Horrible, terrible overhead? Personally, I'd be happier to see Parrot deliver
on the rumours to run all manners of scripts - definately a more consistent
interoperability solution than making bridges.
Also, porting is useful in that it lets you do API modifications with respect
to specific Ruby idioms. Although the bridge would let you do a sort of Ruby
bindings to Perl modules this way more quickly getting rid of recoding core
algorithms.
(Sorry if this is a duplicate; I attempted to post basically this to
c.l.r before but it hasn't shown up there or in ruby-talk.)
So, anyway, I couldn't get Perl's CPAN::Dependency to do what I wanted,
so I wrote a Ruby script to download CPAN. Well, the names of "releases"

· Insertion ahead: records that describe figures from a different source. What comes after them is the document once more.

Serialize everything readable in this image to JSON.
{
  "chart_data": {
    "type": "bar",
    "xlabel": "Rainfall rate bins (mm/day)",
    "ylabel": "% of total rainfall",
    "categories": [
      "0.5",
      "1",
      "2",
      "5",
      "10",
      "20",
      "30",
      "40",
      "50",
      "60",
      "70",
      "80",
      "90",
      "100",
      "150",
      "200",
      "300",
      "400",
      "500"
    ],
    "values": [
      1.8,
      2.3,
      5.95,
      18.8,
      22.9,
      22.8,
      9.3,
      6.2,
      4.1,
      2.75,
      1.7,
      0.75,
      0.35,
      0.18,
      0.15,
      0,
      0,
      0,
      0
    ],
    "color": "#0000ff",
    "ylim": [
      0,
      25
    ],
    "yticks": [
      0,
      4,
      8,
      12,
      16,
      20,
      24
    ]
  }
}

(packages with versions; these can contain multiple modules) and their
authors and dependencies, anyway.
The script downloads about 15000 pages from CPAN, one per author (5000)
plus one per current release (10000), and takes a little while, although
all the pages are small (the per release ones are just Makefile.PL, to
pull prerequisites from). It produces 800k of YAML.
I've cleaned up and processed this output (relatively trivially, sorry,
didn't save my work) to find the top 100 most-required releases. I've
got 2 versions of this list: the first is based on CPAN::Dependency's
notion of only counting authors whose releases refer to each release, to
eliminate false popularity generated by gratuitous references between an
authors own releases. The second isn't restricted like that and counts a
references for each release that lists it as a prerequisite.
The first that stands out to me, after eliminating functions that exist
or
are being developed in Ruby, is POE - Perl's event-driven networking
library. It looks quite simple to build, in comparison to Python's
Twisted,
and it seems it may be possible to build a Twisted-like interface layer
on
top of a POE port. What do Rubyists use in lieu of a Ruby event-driven
networking library?
Would you like to share your lists somewhere (rubygarden's wiki?) so
that people interested in porting can register their intention, ask for
help, etc.?
Would you like to share your lists somewhere (rubygarden's wiki?) so
that people interested in porting can register their intention, ask for
help, etc.?
Thou shalt study thy libraries and strive not to reinvent them without cause,
that thy code may be short and readable and thy days pleasant and productive.
-- Seventh commandment for C programmers
Thou shalt study thy libraries and strive not to reinvent them without cause,
that thy code may be short and readable and thy days pleasant and productive.